Langue fille du latin classique (via le latin vulgaire), le français a essentiellement hérité dans son vocabulaire politique des mots latins ; toutefois, les correspondances ne sont pas toujours évidentes, à commencer par le nom « vote », dont l’équivalent latin (uotum) appartient à l’origine à la langue religieuse. Les contributions portant sur la traduction en français des réalités politiques anciennes pourront donc envisager les transferts de sens à l’œuvre dans les choix de traduction ou de non-traduction, tout particulièrement lorsqu’il est question de termes ambigus ou dont la traduction en français n’est pas évidente. On pourra ici aussi s’intéresser aux premières traductions en langue vernaculaire de textes anciens, renvoyer à des pratiques de vote ou, à l’autre bout de la chaîne, interroger l’influence des différents contextes politiques contemporains dans la traduction (et donc l’interprétation) des mots du vote. À titre d’exemple, entre 1355 et 1995, on peut constater que l’ambigu creare (« créer, investir, élire… ») est progressivement rendu en français par « élire », avec une nette inflexion à partir de la deuxième partie du xixe siècle. La mode des « belles infidèles » à partir de l’âge classique et surtout au xixe siècle, pourrait fournir un cadre d’étude intéressant pour observer la façon dont traduction rime toujours avec interprétation, en particulier quand il s’agit de questions politiques sur lesquelles les traducteurs pouvaient avoir leur mot à dire, en raison de leur imprégnation par leur contexte d’écriture.
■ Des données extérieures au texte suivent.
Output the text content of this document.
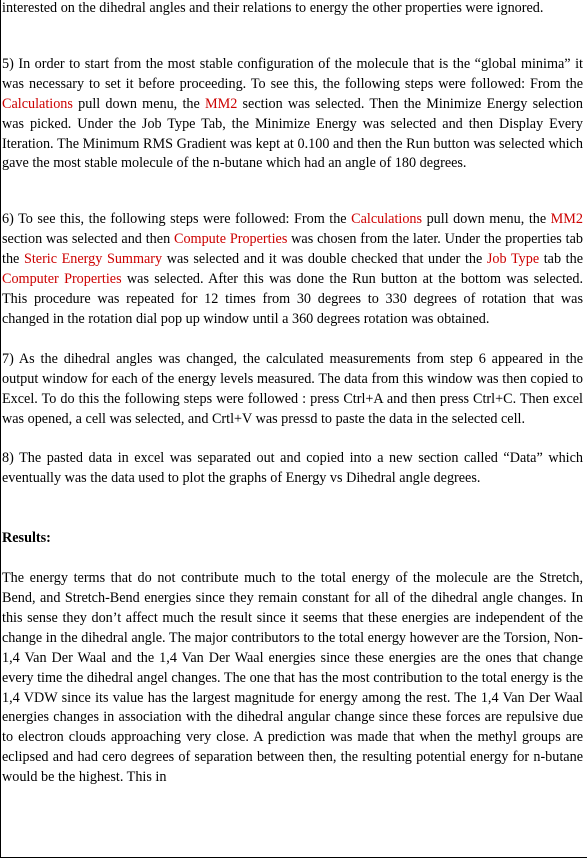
interested on the dihedral angles and their relations to energy the other properties were ignored.

5) In order to start from the most stable configuration of the molecule that is the “global minima” it was necessary to set it before proceeding. To see this, the following steps were followed: From the Calculations pull down menu, the MM2 section was selected. Then the Minimize Energy selection was picked. Under the Job Type Tab, the Minimize Energy was selected and then Display Every Iteration. The Minimum RMS Gradient was kept at 0.100 and then the Run button was selected which gave the most stable molecule of the n-butane which had an angle of 180 degrees.

6) To see this, the following steps were followed: From the Calculations pull down menu, the MM2 section was selected and then Compute Properties was chosen from the later. Under the properties tab the Steric Energy Summary was selected and it was double checked that under the Job Type tab the Computer Properties was selected. After this was done the Run button at the bottom was selected. This procedure was repeated for 12 times from 30 degrees to 330 degrees of rotation that was changed in the rotation dial pop up window until a 360 degrees rotation was obtained.

7) As the dihedral angles was changed, the calculated measurements from step 6 appeared in the output window for each of the energy levels measured. The data from this window was then copied to Excel. To do this the following steps were followed : press Ctrl+A and then press Ctrl+C. Then excel was opened, a cell was selected, and Crtl+V was pressd to paste the data in the selected cell.

8) The pasted data in excel was separated out and copied into a new section called “Data” which eventually was the data used to plot the graphs of Energy vs Dihedral angle degrees.

Results:

The energy terms that do not contribute much to the total energy of the molecule are the Stretch, Bend, and Stretch-Bend energies since they remain constant for all of the dihedral angle changes. In this sense they don’t affect much the result since it seems that these energies are independent of the change in the dihedral angle. The major contributors to the total energy however are the Torsion, Non-1,4 Van Der Waal and the 1,4 Van Der Waal energies since these energies are the ones that change every time the dihedral angel changes. The one that has the most contribution to the total energy is the 1,4 VDW since its value has the largest magnitude for energy among the rest. The 1,4 Van Der Waal energies changes in association with the dihedral angular change since these forces are repulsive due to electron clouds approaching very close. A prediction was made that when the methyl groups are eclipsed and had cero degrees of separation between then, the resulting potential energy for n-butane would be the highest. This in
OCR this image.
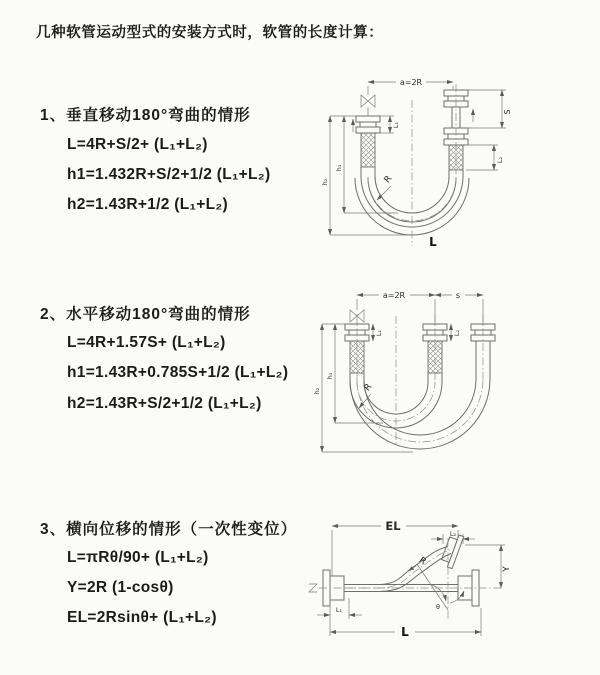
几种软管运动型式的安装方式时，软管的长度计算：
1、垂直移动180°弯曲的情形
L=4R+S/2+ (L₁+L₂)
h1=1.432R+S/2+1/2 (L₁+L₂)
h2=1.43R+1/2 (L₁+L₂)
2、水平移动180°弯曲的情形
L=4R+1.57S+ (L₁+L₂)
h1=1.43R+0.785S+1/2 (L₁+L₂)
h2=1.43R+S/2+1/2 (L₁+L₂)
3、横向位移的情形（一次性变位）
L=πRθ/90+ (L₁+L₂)
Y=2R (1-cosθ)
EL=2Rsinθ+ (L₁+L₂)
a=2R
h₁
h₂
L₁
S
L₂
R
L
a=2R	s
L₁	L₂
h₁
h₂	R
EL
L₂
Y
R
θ
L₁
L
Outre le corpus des traductions littéraires, qui engage des problématiques traductologiques propres, le phénomène de la traduction innerve tout un pan plus immédiatement politique du monde contemporain. En effet, les discours de campagne (et les discours des hommes et des femmes politiques en général) convoquent souvent les institutions romaines pour donner une historicité et une autorité tout antiques aux idées qu’ils défendent (voir par exemple Perrin, 2018). Les écarts avec les réalités anciennes auxquels oblige généralement la finalité politique de cette parole passent alors par le processus de traduction, qui permet de distordre l’Antiquité pour l’adapter au temps présent. On peut penser par exemple à Jean-Luc Mélenchon parlant régulièrement de « tribuns du peuple » au lieu des « tribuns de la plèbe » (tribuni plebis), peut-être pour éviter une expression trop technique ou trop réductrice, dans la stratégie des « signifiants flottants » propre aux populismes (Khalfa, 2019). L’échéance électorale à venir donne toute son actualité à ces jeux de traduction plus informels, et nous accueillerons donc les analyses qui interrogeraient à différentes échelles le rôle du contexte de traduction, et notamment de l’image de la République romaine, dans le rendu en français des mots anciens du vote.

Réappropriations

Ce dernier point conduit naturellement vers un ultime axe de réflexion, qui concerne les différentes formes, conscientes ou inconscientes, de réappropriation des mots anciens du vote dans les périodes ultérieures. Quelles stratégies les acteurs des sphères politiques ou juridiques mettent-ils en place lorsqu’ils se réfèrent, explicitement ou non, au vote romain et en reprennent le lexique ? L’Antiquité en général, et le latin en particulier, incarnent de longue date une autorité incontestable en matière politique (Urfalino, 2017), et s’y référer peut être un moyen de donner du poids à un changement institutionnel ou à une pratique politique (sur le paradigme classique de la « tradition » antique, voir Hardwick et Stray, 2011). Un exemple clair est celui des nombreux plébiscites du Second Empire, caractéristique importante du fonctionnement politique du régime napoléonien (Pierre, 1995), et dont Honoré Daumier pouvait dire plaisamment, à l’occasion de la consultation pour la révision constitutionnelle de mai 1870, qu’il s’agissait « d’un mot latin qui veut dire OUI » (Le Charivari, 30 avril 1870). La référence antique peut interroger en la matière si l’on se rappelle que le plébiscite romain (plebiscitum) renvoyait aux seules décisions prises par les plébéiens au sein du concile plébéien, dont les patriciens étaient exclus, et ne s’appliquait à l’origine qu’à une partie réduite du corps civique (Humbert, 1998), loin de l’universalité approbatrice des plébiscites bonapartistes. Terme lui aussi d’origine latine, mais cette fois sans référent propre dans les institutions romaines, le référendum s’impose dans les institutions de la Ve République et reçoit généralement une connotation populiste moindre (Denquin, 2019 sur la limite de cette opinion commune). L’étymologie interpelle ici aussi, car si le mot est attesté dès le xvie sous la forme ad referendum, indiquant que la consultation du corps civique s’effectue « pour dresser un rapport » de l’opinion ou, dans une perspective juridique, « pour en référer » à un mandant, ici les citoyens (Jouve, 2021), il résonne également avec l’expression latine ferre ou referre ad populum (« porter » ou « rapporter au peuple »), et l’on retrouve ici une notion toute bonapartiste, sinon monarchiste : celle d’« appel au peuple » (Denquin, 2013).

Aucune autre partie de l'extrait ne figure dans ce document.